Con 60 000 palabras iniciales doy por concluida la primera redacción de mi novela de título provisional Un mensaje desconocido, que es la continuación (una continuación atípica) del relato de igual título publicado en mi libro de relatos.
No suelo terminar el borrador sin un final definitivo, pero en este caso era necesario porque a lo largo y ancho de esas 60 000 palabras iniciales la novela da giros diversos que podrían no conectar demasiado bien con un final incoherente con ellos. Por tanto, he decidido emprender ya la ardua labor de la reescritura (segunda escritura) del borrador con el fin de evitar entrar en más giros y vericuetos que pudieran desnaturalizar la idea argumental iniciar.
Este segundo proceso será mucho más lento porque, en teoría, debería de marcar los tempos verdaderos del argumento de la novela, así como los giros definitivos, desarrollo de los personajes, afinación de los diálogos y todo lo conlleva crear un cuerpo narrativo lo más sólido posible.
Posteriormente será entregada a unos pocos lectores cero que me darán sus sugerencias y opiniones; y de ahí pasará al corrector profesional, sin aun pensar en cómo publicarla. Eso será decidido posteriormente. Será una decisión que no tomaré hasta que totalmente concluida y ese día aún está por llegar. Y no llegará pronto. Me temo.
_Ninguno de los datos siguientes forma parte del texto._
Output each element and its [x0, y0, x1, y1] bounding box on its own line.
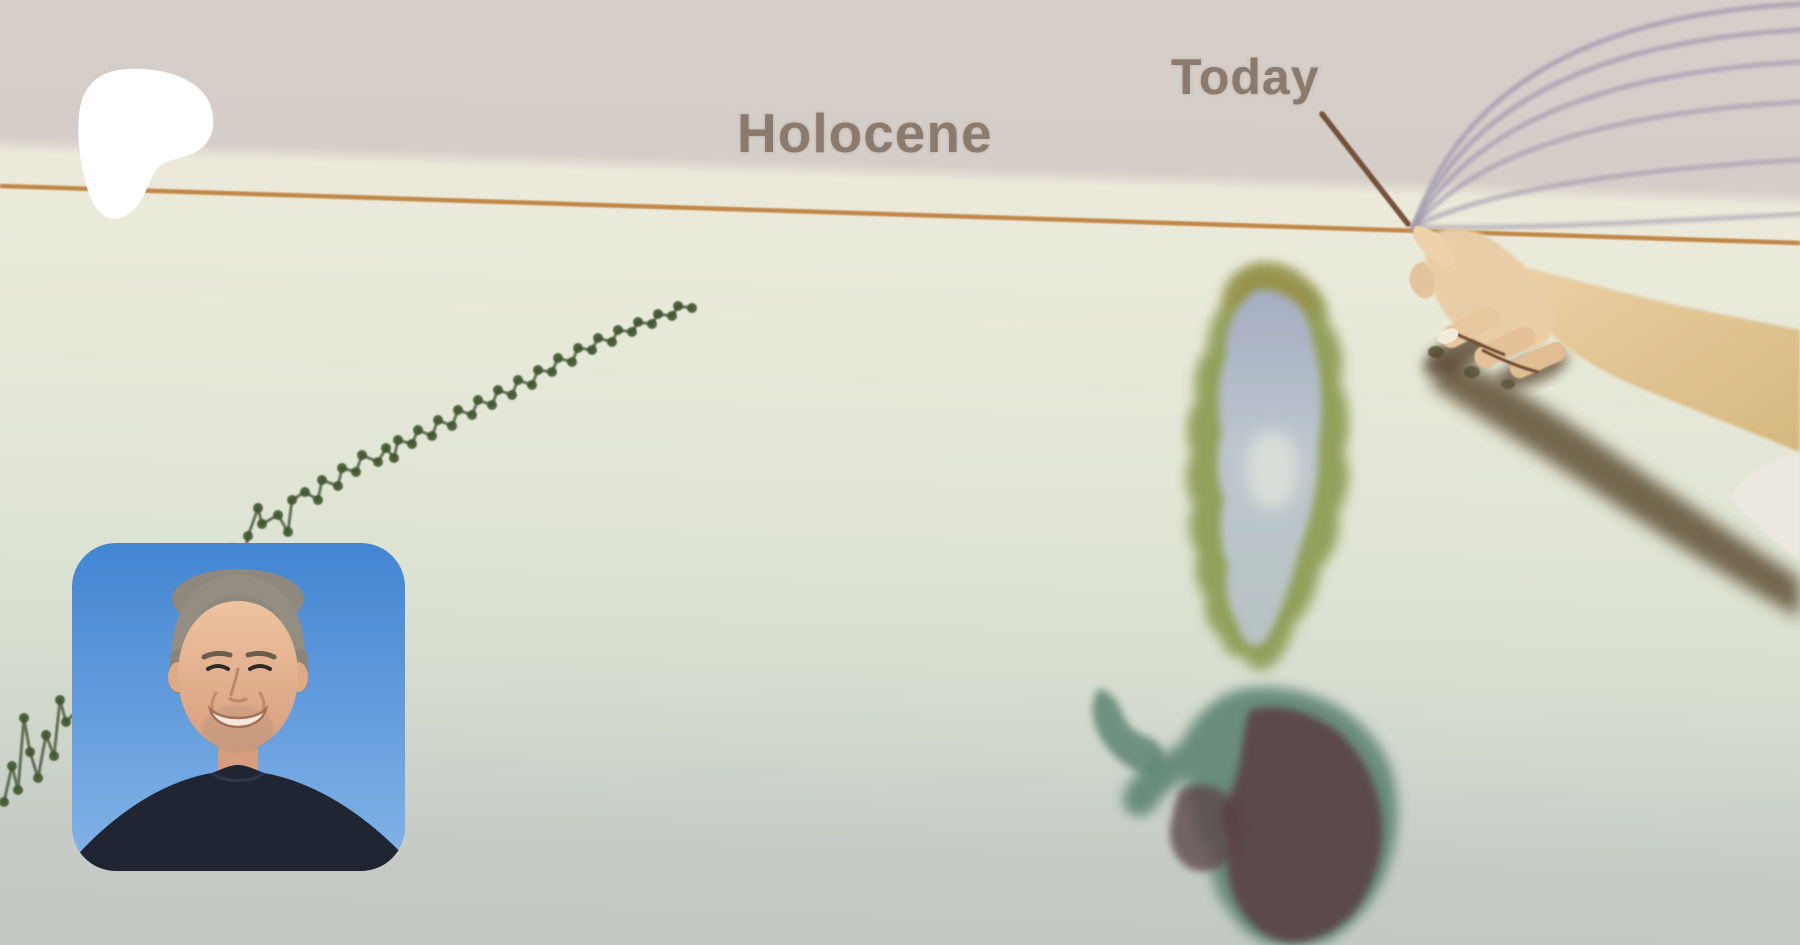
today-label: Today: [1171, 49, 1320, 105]
holocene-label: Holocene: [737, 102, 993, 164]
antarctica-west-lobe: [1169, 785, 1242, 872]
fingertip-shade: [1501, 379, 1515, 389]
fingertip-shade: [1464, 366, 1480, 378]
presenter-arm-and-hand: [1409, 225, 1800, 618]
nose: [228, 667, 248, 703]
finger-gap-line: [1481, 348, 1539, 374]
antarctica-peninsula: [1092, 688, 1165, 775]
antarctica-interior: [1221, 707, 1383, 943]
hair: [171, 574, 305, 671]
creator-avatar[interactable]: [72, 543, 405, 871]
fingertip-shade: [1428, 346, 1444, 358]
eyebrow: [245, 650, 277, 660]
collar-seam: [210, 771, 266, 782]
eye: [206, 664, 230, 671]
arm-shadow: [1432, 352, 1800, 618]
shirt: [72, 765, 405, 871]
sleeve: [1730, 452, 1800, 560]
eyebrow: [201, 650, 233, 660]
fingernail: [1437, 328, 1459, 344]
antarctica-map: [1092, 687, 1398, 945]
forearm: [1527, 268, 1800, 452]
greenland-ice-highlight: [1245, 430, 1299, 510]
folded-finger: [1474, 326, 1536, 368]
chart-data-layer: [0, 1, 1800, 830]
avatar-portrait: [72, 543, 405, 871]
index-finger: [1413, 225, 1455, 267]
greenland-map: [1186, 264, 1349, 671]
face: [178, 601, 298, 751]
thumb: [1409, 262, 1435, 299]
patreon-logo[interactable]: [78, 68, 214, 219]
eye: [248, 664, 272, 671]
smiling-mouth: [207, 704, 269, 729]
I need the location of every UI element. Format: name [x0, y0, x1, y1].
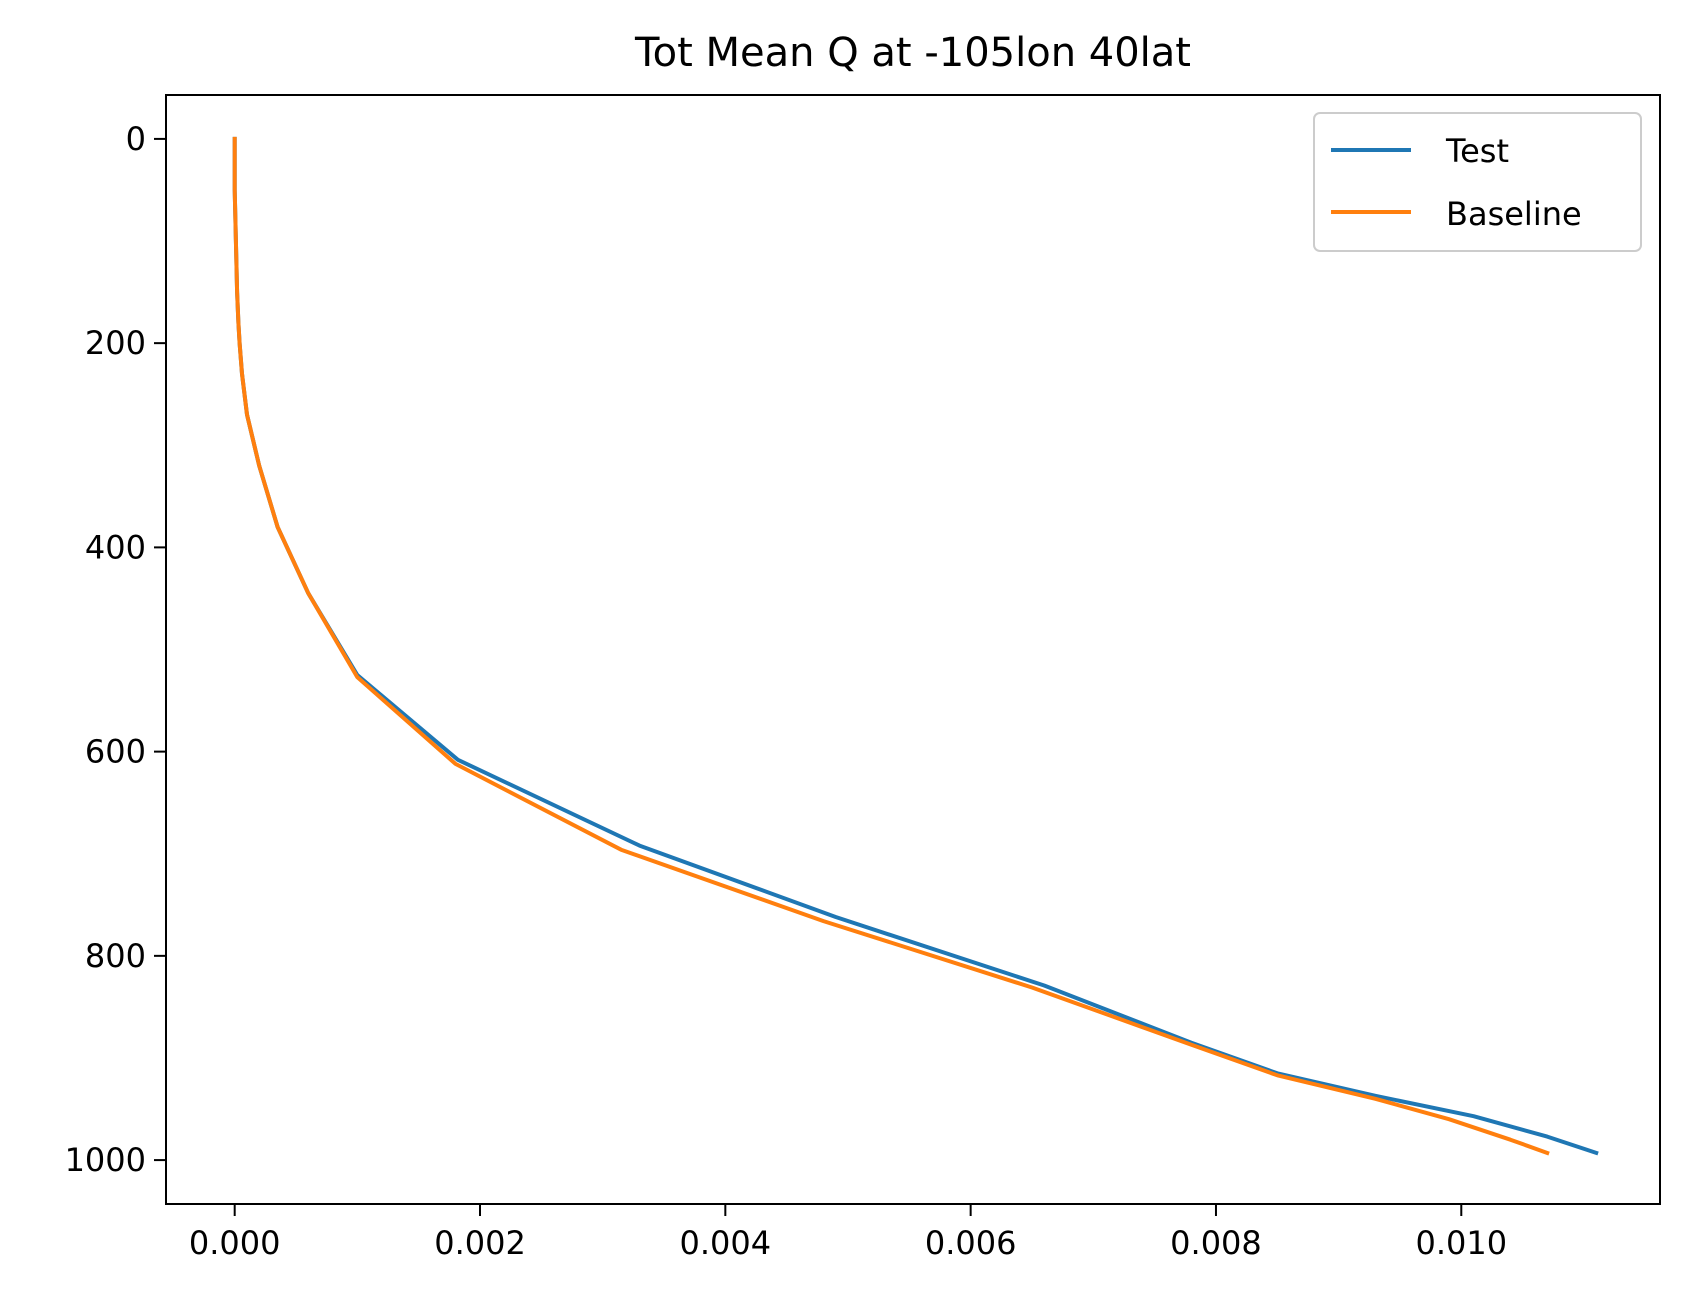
legend-box: [1313, 112, 1642, 252]
y-tick-label: 0: [126, 120, 146, 158]
legend-label-baseline: Baseline: [1446, 195, 1582, 233]
x-tick-label: 0.004: [680, 1224, 772, 1262]
x-tick-label: 0.000: [189, 1224, 281, 1262]
x-tick-label: 0.010: [1415, 1224, 1507, 1262]
x-tick-label: 0.002: [434, 1224, 526, 1262]
legend: Test Baseline: [1313, 112, 1642, 252]
y-tick-label: 400: [85, 528, 146, 566]
x-tick-label: 0.008: [1170, 1224, 1262, 1262]
chart-title: Tot Mean Q at -105lon 40lat: [634, 30, 1191, 76]
series-layer: [232, 136, 1599, 1156]
y-tick-label: 800: [85, 937, 146, 975]
x-axis: 0.000 0.002 0.004 0.006 0.008 0.010: [189, 1204, 1507, 1262]
x-tick-label: 0.006: [925, 1224, 1017, 1262]
plot-area: [165, 94, 1661, 1205]
series-line-test: [232, 136, 1599, 1156]
y-tick-label: 600: [85, 733, 146, 771]
y-tick-label: 200: [85, 324, 146, 362]
legend-label-test: Test: [1445, 132, 1509, 170]
axes-frame: [165, 94, 1661, 1205]
y-axis: 0 200 400 600 800 1000: [65, 120, 166, 1179]
y-tick-label: 1000: [65, 1141, 146, 1179]
series-line-baseline: [232, 136, 1550, 1156]
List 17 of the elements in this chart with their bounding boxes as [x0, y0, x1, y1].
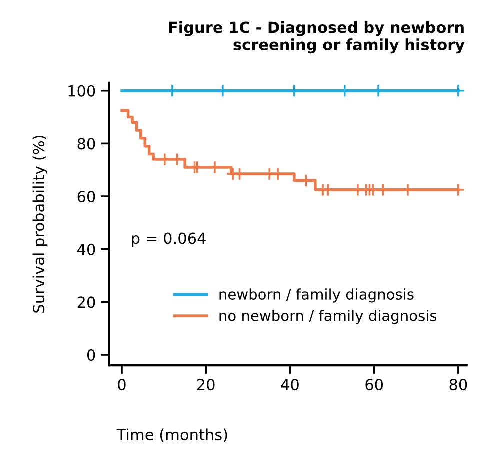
legend-label: no newborn / family diagnosis [220, 310, 437, 324]
annotation: p = 0.064 [132, 232, 206, 248]
x-axis-title: Time (months) [116, 428, 228, 442]
y-axis-title: Survival probability (%) [32, 136, 48, 313]
legend-label: newborn / family diagnosis [220, 288, 414, 303]
y-tick-label: 100 [68, 85, 96, 97]
y-tick-label: 40 [77, 244, 96, 256]
y-tick-label: 60 [78, 190, 96, 203]
chart-title: Figure 1C - Diagnosed by newborn screening or family history [169, 21, 465, 54]
x-tick-label: 20 [198, 379, 215, 391]
x-tick-label: 80 [450, 379, 468, 391]
x-tick-label: 0 [118, 379, 126, 391]
y-tick-label: 0 [87, 349, 96, 362]
x-tick-label: 40 [281, 379, 299, 391]
y-tick-label: 80 [78, 138, 96, 150]
y-tick-label: 20 [78, 296, 96, 308]
x-tick-label: 60 [366, 379, 384, 391]
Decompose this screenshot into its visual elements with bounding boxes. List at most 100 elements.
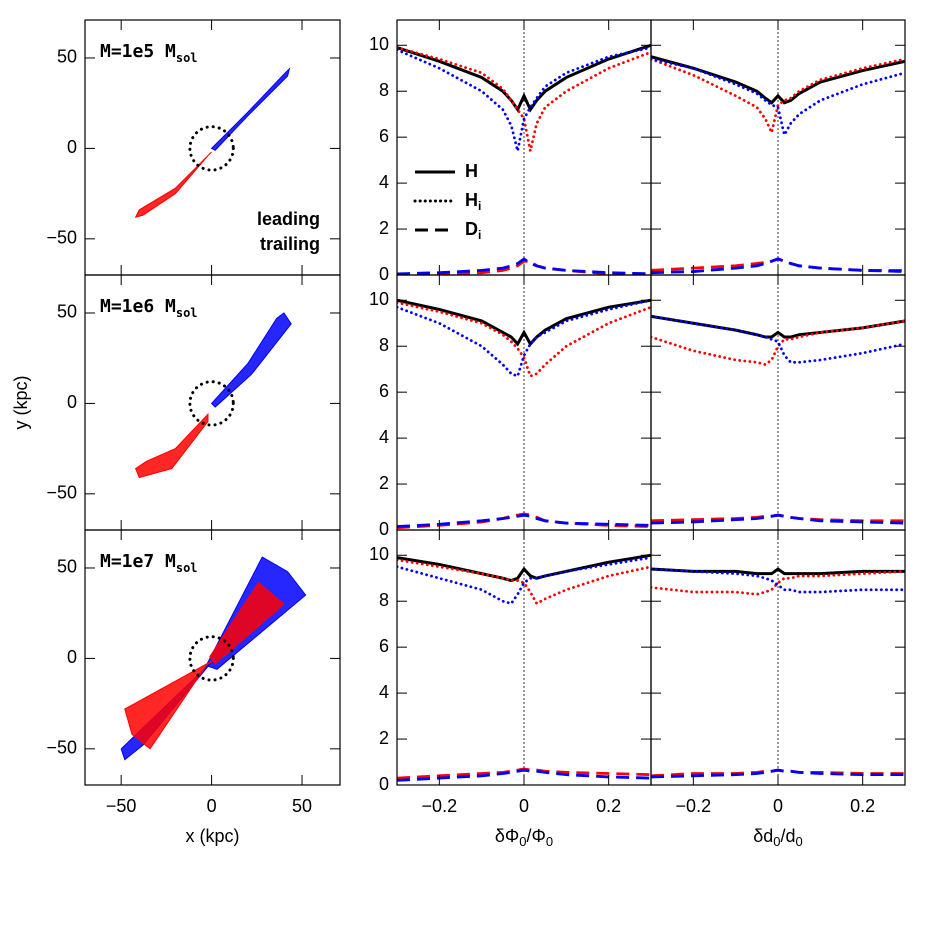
panel (134, 67, 291, 218)
x-tick-label: 0.2 (596, 796, 621, 816)
curve (651, 257, 905, 275)
x-axis-label: δd0/d0 (753, 826, 803, 850)
y-tick-label: −50 (46, 483, 77, 503)
curve (651, 768, 905, 779)
y-tick-label: 50 (57, 557, 77, 577)
curve (397, 556, 651, 606)
curve (651, 57, 905, 139)
y-tick-label: 0 (67, 137, 77, 157)
curve (397, 558, 651, 606)
panel-frame (84, 529, 341, 786)
y-tick-label: −50 (46, 738, 77, 758)
stream (210, 312, 292, 408)
y-tick-label: 0 (379, 519, 389, 539)
panel (397, 275, 651, 530)
legend-name: D (465, 219, 478, 239)
y-tick-label: 8 (379, 335, 389, 355)
x-axis-label: δΦ0/Φ0 (495, 826, 553, 850)
x-axis-label-part: 0 (546, 834, 553, 849)
stream (135, 413, 209, 479)
y-tick-label: 6 (379, 126, 389, 146)
legend-sub: i (478, 199, 481, 213)
panel (135, 312, 292, 479)
panel (397, 530, 651, 785)
mass-label-sub: sol (176, 561, 198, 575)
y-tick-label: 6 (379, 381, 389, 401)
y-tick-label: 10 (369, 544, 389, 564)
mass-label-main: M=1e5 M (100, 41, 176, 62)
y-tick-label: 2 (379, 728, 389, 748)
y-tick-label: 2 (379, 218, 389, 238)
legend-label: Hi (465, 190, 481, 213)
curve (397, 301, 651, 378)
x-tick-label: 0 (773, 796, 783, 816)
legend-name: H (465, 161, 478, 181)
y-tick-label: 8 (379, 80, 389, 100)
stream (209, 581, 285, 665)
x-axis-label-part: 0 (773, 834, 780, 849)
curve (651, 567, 905, 576)
orbit-circle (188, 635, 235, 682)
curve (651, 57, 905, 137)
curve (397, 768, 651, 782)
y-tick-label: −50 (46, 228, 77, 248)
curve (397, 43, 651, 113)
mass-label-sub: sol (176, 51, 198, 65)
panel (651, 275, 905, 530)
curve (397, 298, 651, 347)
stream (210, 67, 291, 151)
panel (120, 556, 307, 761)
legend-label: H (465, 161, 478, 181)
x-axis-label-part: δd (753, 826, 773, 846)
y-tick-label: 50 (57, 302, 77, 322)
mass-label-sub: sol (176, 306, 198, 320)
mass-label-main: M=1e6 M (100, 296, 176, 317)
stream (124, 659, 214, 750)
y-tick-label: 4 (379, 427, 389, 447)
x-axis-label-part: 0 (796, 834, 803, 849)
panel (397, 20, 651, 275)
curve (397, 513, 651, 528)
y-tick-label: 50 (57, 47, 77, 67)
curve (651, 513, 905, 525)
curve (651, 314, 905, 364)
curve (651, 55, 905, 105)
x-axis-label-part: 0 (519, 834, 526, 849)
legend-label: trailing (260, 234, 320, 254)
mass-label: M=1e5 Msol (100, 41, 198, 65)
mass-label-main: M=1e7 M (100, 551, 176, 572)
y-axis-label: y (kpc) (11, 376, 31, 430)
stream (134, 151, 212, 218)
x-axis-label-part: /Φ (527, 826, 546, 846)
orbit-circle (188, 380, 235, 427)
x-tick-label: 0.2 (850, 796, 875, 816)
x-tick-label: −0.2 (422, 796, 458, 816)
y-tick-label: 6 (379, 636, 389, 656)
y-tick-label: 0 (67, 392, 77, 412)
curve (397, 298, 651, 378)
curve (651, 319, 905, 367)
y-tick-label: 4 (379, 682, 389, 702)
curve (397, 257, 651, 275)
x-axis-label: x (kpc) (186, 826, 240, 846)
curve (397, 259, 651, 275)
x-axis-label-part: /d (781, 826, 796, 846)
y-tick-label: 0 (379, 774, 389, 794)
orbit-circle (188, 125, 235, 172)
y-tick-label: 0 (379, 264, 389, 284)
legend-name: H (465, 190, 478, 210)
curve (397, 46, 651, 152)
y-tick-label: 0 (67, 647, 77, 667)
y-tick-label: 2 (379, 473, 389, 493)
x-axis-label-part: x (kpc) (186, 826, 240, 846)
legend-label: leading (257, 209, 320, 229)
legend-label: Di (465, 219, 481, 242)
mass-label: M=1e6 Msol (100, 296, 198, 320)
y-tick-label: 10 (369, 289, 389, 309)
y-tick-label: 10 (369, 34, 389, 54)
legend-sub: i (478, 228, 481, 242)
x-tick-label: −50 (106, 796, 137, 816)
y-tick-label: 8 (379, 590, 389, 610)
x-tick-label: 0 (207, 796, 217, 816)
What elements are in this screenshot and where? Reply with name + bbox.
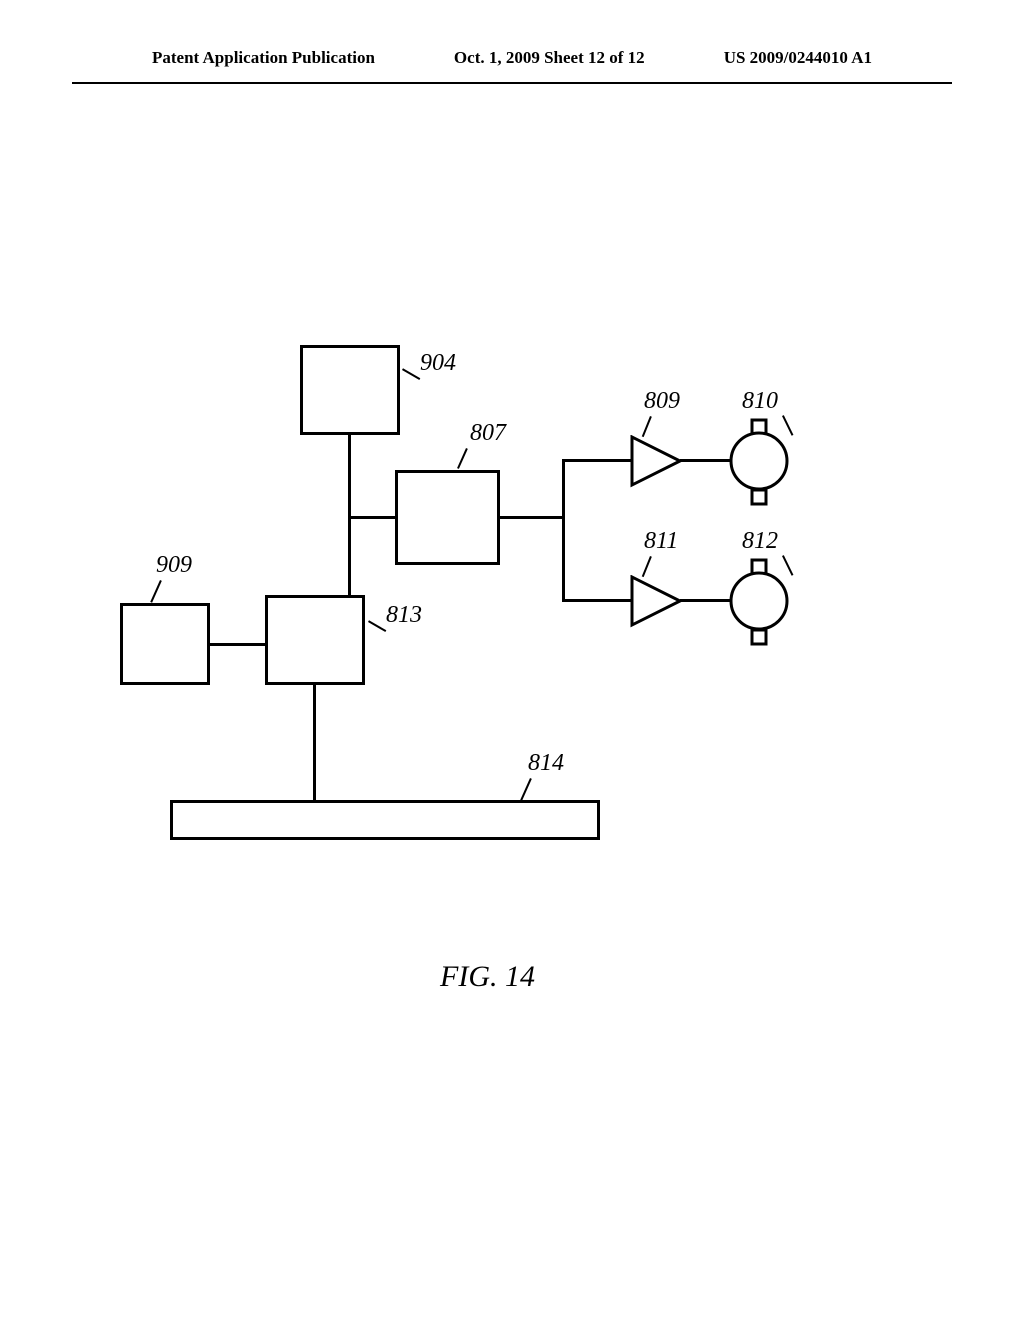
page-header: Patent Application Publication Oct. 1, 2… (72, 0, 952, 84)
label-809: 809 (644, 388, 680, 415)
header-center: Oct. 1, 2009 Sheet 12 of 12 (454, 48, 645, 68)
figure-caption: FIG. 14 (440, 960, 535, 994)
wire-split-v (562, 459, 565, 601)
label-810: 810 (742, 388, 778, 415)
label-807: 807 (470, 420, 506, 447)
block-814 (170, 800, 600, 840)
lead-811 (642, 556, 652, 577)
label-814: 814 (528, 750, 564, 777)
wire-813-814 (313, 685, 316, 803)
label-904: 904 (420, 350, 456, 377)
block-807 (395, 470, 500, 565)
block-813 (265, 595, 365, 685)
block-904 (300, 345, 400, 435)
header-left: Patent Application Publication (152, 48, 375, 68)
header-right: US 2009/0244010 A1 (724, 48, 872, 68)
wire-807-out (500, 516, 565, 519)
lead-909 (150, 580, 162, 603)
label-811: 811 (644, 528, 678, 555)
lead-807 (457, 448, 468, 469)
label-813: 813 (386, 602, 422, 629)
label-909: 909 (156, 552, 192, 579)
amp-809-icon (630, 435, 684, 489)
block-diagram: 904 807 813 909 814 809 811 810 812 (120, 340, 900, 980)
lead-809 (642, 416, 652, 437)
block-909 (120, 603, 210, 685)
lead-814 (520, 778, 532, 801)
lead-904 (402, 368, 420, 380)
wire-909-813 (210, 643, 268, 646)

Seamos sinceros: hoy el mercado está saturado de novelas y la posibilidad de que una novela sea visible no es fácil, con independencia de que se autopublique o sea haga con una editorial grande (mucho más difícil si es autopublicada). Sobre todo si no se trata de una novela de crímenes, romanticismo/sexo o histórica, que son los gustos lectores hoy día.
Y de nada de eso trata.
Luego, ¿de qué trata? Mis novelas siempre se refieren a individuos anónimos y cuentan su proceso vital, sus grandes dudas y decisiones. Pero nunca la expongo de manera directa, sino que las, digamos, maquillo a través de otras historias paralelas o argumentos enmarcados en esas historias. En Equis quería correr, la historia que enmarca es la actividad y el anhelo de correr y en ésta en la que ahora trabajo hay cuestiones un tanto misteriosas, distópicas y misteriosas, pero siempre la razón vital del ser es el trasfondo.
Es lo que intento, pero siempre será la soberanía inalienable del lector la que tenga la última palabra.